Con el término genos (que en griego significa origen, nacimiento) nos referimos a lo que en biología se denomina como genotipo. El genotipo es «el patrimonio hereditario inscrito en los genes que un individuo recibe de sus genitores» (Morin 1980: 138). Remite, pues, a la especie, a lo genérico, generador y genético, a los procesos transindividuales que generan y regeneran a los individuos. A nivel celular, se localiza en el ADN, en los genes (memoria informacional inscrita en el ADN, mantenimiento de las invariancias hereditarias). Con el término fenon (que en griego significa «lo que aparece») nos referimos al concepto biológico de fenotipo. El fenotipo es «la expresión, actualización, inhibición o modificación de los rasgos hereditarios en un individuo en función de las condiciones y circunstancias de su ontogénesis en un entorno dado. El fenotipo es, pues, una entidad compleja, que resulta de las interacciones entre la herencia (genos) y el medio (oikos)» (Morin 1980: 138). Remite, pues, a la existencia hic et nunc de una individualidad singular en el seno de un entorno. A nivel celular, se localiza en las proteínas.
El reto que plantea el reduccionismo es el de enfrentar la unidualidad geno-fenoménica. Genos y fenon son inseparables pero distinguibles; es preciso concebir tanto la unidad de esta dualidad como la dualidad de esta unidad. La unidad profunda del autos no debe enmascararnos la profunda dualidad entre genos y fenon. Entre genos y fenon existe una dualidad contradictoria. Mientras que genos conlleva reiteración, reproducción, invarianza, estabilidad, cierre sobre la identidad genérica y su reino es el reino de lo virtual, de lo potencial, a la vez del pasado y del futuro; fenon conlleva unicidad, inestabilidad, apertura al entorno y su reino es el reino de lo presente, lo actual, lo inmediato de la existencia, lo precario. Mientras que el ADN (genos) muestra un orden y una estabilidad notables, las proteínas (fenon) son muy inestables. Hay unidualidad entre genos y fenon; es decir, que la auto-organización es, a la vez, doble y una, es auto-(geno-feno)-organización. Esta unidualidad se manifiesta en diversos aspectos:
1) Todo lo que es generador es, en otro aspecto, fenoménico (el ADN es de naturaleza molecular, como la proteína; aunque mucho más estable que la proteína, no se halla al abrigo de degradaciones, puede ser corrompido y, de hecho, es reparado por enzimas) y todo lo que es fenoménico es, en otro aspecto, generador (los intercambios y actividades aportan las energías y los materiales necesarios para la reorganización y regeneración del organismo).

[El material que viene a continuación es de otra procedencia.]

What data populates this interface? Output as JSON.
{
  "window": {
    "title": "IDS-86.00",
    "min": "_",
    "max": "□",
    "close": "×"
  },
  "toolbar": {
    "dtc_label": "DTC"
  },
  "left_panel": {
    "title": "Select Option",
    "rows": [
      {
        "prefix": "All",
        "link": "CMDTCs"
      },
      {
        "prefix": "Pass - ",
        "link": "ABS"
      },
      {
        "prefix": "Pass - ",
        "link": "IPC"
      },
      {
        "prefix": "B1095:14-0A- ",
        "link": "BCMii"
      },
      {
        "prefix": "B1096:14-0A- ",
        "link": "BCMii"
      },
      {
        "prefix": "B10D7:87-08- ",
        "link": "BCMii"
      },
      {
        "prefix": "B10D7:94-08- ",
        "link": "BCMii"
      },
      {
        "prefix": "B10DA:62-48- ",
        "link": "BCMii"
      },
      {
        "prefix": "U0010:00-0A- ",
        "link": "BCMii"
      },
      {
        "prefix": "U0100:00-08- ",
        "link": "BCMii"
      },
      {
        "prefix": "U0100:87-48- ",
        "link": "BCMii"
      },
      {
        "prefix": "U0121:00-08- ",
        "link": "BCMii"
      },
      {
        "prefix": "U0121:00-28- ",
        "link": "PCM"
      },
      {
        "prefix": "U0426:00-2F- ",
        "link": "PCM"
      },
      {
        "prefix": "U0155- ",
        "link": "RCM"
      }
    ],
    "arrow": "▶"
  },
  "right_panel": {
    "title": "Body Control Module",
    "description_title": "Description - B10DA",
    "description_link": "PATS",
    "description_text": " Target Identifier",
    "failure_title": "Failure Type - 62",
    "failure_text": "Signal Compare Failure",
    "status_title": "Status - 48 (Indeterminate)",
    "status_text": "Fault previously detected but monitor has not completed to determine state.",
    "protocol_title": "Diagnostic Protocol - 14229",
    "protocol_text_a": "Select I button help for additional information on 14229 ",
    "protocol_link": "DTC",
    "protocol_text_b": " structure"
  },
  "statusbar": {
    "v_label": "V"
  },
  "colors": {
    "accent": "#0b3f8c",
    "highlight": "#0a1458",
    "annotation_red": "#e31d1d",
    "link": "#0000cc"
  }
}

2) Cada uno contiene, en algún modo, al otro. El ser fenoménico contiene en sí su patrimonio hereditario, y el genos, por su parte, contiene en sí las potencialidades fenoménicas.
3) La organización de uno comporta la organización del otro. No solo la organización fenoménica necesita de la organización generativa lo que es obvio, sino que también la organización generativa necesita de la organización fenoménica que juega un papel coorganizador y regenerador en la organización genética. Los genes no operan en tanto que genes más que en las células vivientes. Para que su conformación se convierta en «información» y para que su «información» se convierta en «programa» necesitan de la célula viviente, no sólo como medio nutritivo, sino sobre todo como ser organizador del que ellos mismos forman parte. El capital informacional (memoria), que constituye el genos sólo se actualiza en programa mediante la computación y la comunicación, que constituyen el polo del fenon; para estas acciones computaciones/comunicaciones fenon ha de obtener energía e información del entorno, por lo que genos depende también de oikos y no puede ser aislado de éste. De este modo: «La unidualidad geno-fenoménica significa en primer lugar que toda geno-organización y toda feno-organización necesitan cada una del dinamismo de la otra, y que una y otra necesitan del dinamismo del todo organizador que ellas constituyen en conjunto» (Morin 1980: 148).
Hemos visto la dualidad y la unidualidad compleja y simbiótica existente entre genos y fenon. Pero, además de estas, entre ellos existe también concurrencia y antagonismo. Podríamos decir que la relación simbiótica entre genos y fenon comporta rasgos de sojuzgamiento y parasitismo mutuos. Pero cuando genos y fenon se tornan claramente concurrentes será cuando la reproducción se efectúe por órganos especializados (aparato sexual) y cuando la autonomía individual disponga de un aparato neurocerebral. La disociación sexo/cerebro conlleva nuevas interacciones entre genos y fenon. Con la disociación entre sexo y cerebro no sólo se distinguen y oponen dos aparatos, sino que se realizará y profundizará la oposición entre individuo y especie. Podemos decir que existe una unidualidad simbiótica entre genos y fenon. Como hemos visto, genos y fenon se requieren y necesitan mutuamente, por ello el autos puede ser considerado como «una complementariedad cuasi-simbiótica» (Morin 1980: 153) entre genos y fenon y de ahí el carácter (uni)dual del autos. Finalmente, no basta con reconocer la complementariedad, la concurrencia y el antagonismo entre genos y fenon. Hay también que concebir la unidad dialógica que existe entre ellos, es decir, hay que concebir cómo el antagonismo contribuye a la unidad entre genos y fenon. Las relaciones e interacciones interdependientes entre genos y fenon constituyen un bucle recursivo. Genos y fenon no sólo son inseparables sino que mediante la recursión, son coorganizadores uno del otro. Un proceso recursivo es aquel en el que sus estados finales o efectos son necesarios para la producción o regeneración de los estados o causas iniciales. La recursividad de fenon sobre genos no significa que haya «marcaje informacional» de la proteína sobre el ADN, sino que hay retroacción coorganizadora de las proteínas sobre el ADN, (proteínas de reparación y de escisión del ADN). Genos y fenon son los constituyentes de la emergencia organizacional que constituye autos; de la asociación en bucle, recursiva, entre genos y fenon nace autos. Recordemos que al bucle geno-fenoménico hay que añadir el oikos para constituir, así, un bucle geno-feno-ecoorganizador.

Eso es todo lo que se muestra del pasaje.